Thursday, 16 August 2007

Rabbit-proof Fence, Rain, Cold and What We're Doing to This Planet

A friend has just returned from a couple of weeks in New Brunswick where he and his family had gone to vacation and to help out friends with the harvest. Only it seems that it has been so cold that crops are ripening three weeks later than usual.

That has to be balanced by the heat wave in Greece early in the summer, just the way the current drought in Turkey finds its opposite in the torrential rains which have fallen recently in Great Britain, India, Pakistan, Nepal and—just last week-- North Korea.

What’s going on?

Some of this variation must be due to weather cycles that the earth would normally experience. But if you have any doubt about the way human acitivity affects weather, a story in Tuesday’s New York Times should start you thinking. To stop ravages by rabbits in the outback, a hundred years ago Australian authorities built a 2,000 mile long rabbit-proof fence. On one side is native vegetation, on the other is farmland: satellite photos show the line in dramatic fashion. But what is even more striking is the fact that there are rain-producing clouds much more often on one side than on the other. Rainfall on the farmland side has actually been reduced by 20 per cent since the 1970s.

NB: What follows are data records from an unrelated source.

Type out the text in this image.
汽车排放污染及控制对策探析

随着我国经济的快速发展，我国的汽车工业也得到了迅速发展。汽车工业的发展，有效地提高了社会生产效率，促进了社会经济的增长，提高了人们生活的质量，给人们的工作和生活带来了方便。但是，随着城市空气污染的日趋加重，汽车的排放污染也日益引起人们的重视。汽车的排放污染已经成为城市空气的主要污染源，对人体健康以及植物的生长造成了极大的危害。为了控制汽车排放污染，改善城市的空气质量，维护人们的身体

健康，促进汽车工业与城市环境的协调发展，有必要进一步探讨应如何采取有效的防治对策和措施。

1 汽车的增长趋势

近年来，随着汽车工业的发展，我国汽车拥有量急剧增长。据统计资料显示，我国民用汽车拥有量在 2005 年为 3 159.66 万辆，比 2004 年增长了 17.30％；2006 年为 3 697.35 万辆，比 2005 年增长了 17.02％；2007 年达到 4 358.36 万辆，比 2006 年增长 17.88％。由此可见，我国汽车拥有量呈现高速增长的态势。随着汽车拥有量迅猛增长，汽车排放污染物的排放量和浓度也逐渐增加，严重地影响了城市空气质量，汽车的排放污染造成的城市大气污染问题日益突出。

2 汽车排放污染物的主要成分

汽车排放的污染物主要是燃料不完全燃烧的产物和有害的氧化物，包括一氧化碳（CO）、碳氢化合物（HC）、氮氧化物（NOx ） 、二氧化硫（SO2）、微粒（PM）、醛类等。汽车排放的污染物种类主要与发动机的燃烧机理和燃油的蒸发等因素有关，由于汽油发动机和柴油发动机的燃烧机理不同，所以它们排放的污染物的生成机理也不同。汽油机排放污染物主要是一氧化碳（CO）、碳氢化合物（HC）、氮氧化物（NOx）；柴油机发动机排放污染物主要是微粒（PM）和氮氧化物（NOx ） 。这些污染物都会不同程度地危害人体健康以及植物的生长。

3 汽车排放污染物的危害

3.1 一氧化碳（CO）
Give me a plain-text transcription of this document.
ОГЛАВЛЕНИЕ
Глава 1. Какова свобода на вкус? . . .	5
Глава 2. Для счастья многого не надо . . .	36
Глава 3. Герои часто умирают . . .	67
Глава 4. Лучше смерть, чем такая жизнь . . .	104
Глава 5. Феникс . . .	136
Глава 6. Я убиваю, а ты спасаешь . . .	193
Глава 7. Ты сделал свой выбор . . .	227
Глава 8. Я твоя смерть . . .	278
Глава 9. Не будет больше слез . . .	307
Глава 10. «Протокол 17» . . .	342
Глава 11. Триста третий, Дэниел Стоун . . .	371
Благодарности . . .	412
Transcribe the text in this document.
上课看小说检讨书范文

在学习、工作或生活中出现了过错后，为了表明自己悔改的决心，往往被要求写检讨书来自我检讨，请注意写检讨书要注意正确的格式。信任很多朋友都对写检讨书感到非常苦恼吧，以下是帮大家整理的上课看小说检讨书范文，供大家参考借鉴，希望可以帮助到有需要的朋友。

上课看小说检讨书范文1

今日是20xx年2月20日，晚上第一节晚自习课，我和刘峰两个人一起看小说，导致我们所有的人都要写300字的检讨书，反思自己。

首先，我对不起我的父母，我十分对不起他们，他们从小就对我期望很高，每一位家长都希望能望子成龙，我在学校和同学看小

The NYT gives a couple of hypotheses about why this might be, but no definitive answer. Fair enough: winkling out the hows of any natural phenomen should be done carefully. But what is clear is that human activity has profoundly changed that landscape. We see only what is in front of us, our memories are short, and most of the time we don't want to think about the consequences of our actions. The results can be disastrous, and it's time we began to take a longer view.

For another view of Australia, the fence, and the havoc humans can wreak, check out the excellent film Rabbit-Proof Fence.


Alison said...

Marvelous film, wasn't it?
It's one thing to have made that extraordinary journey once as a child...

Mary Soderstrom said...

Did you actually make it? Would be wonderful to hear about it.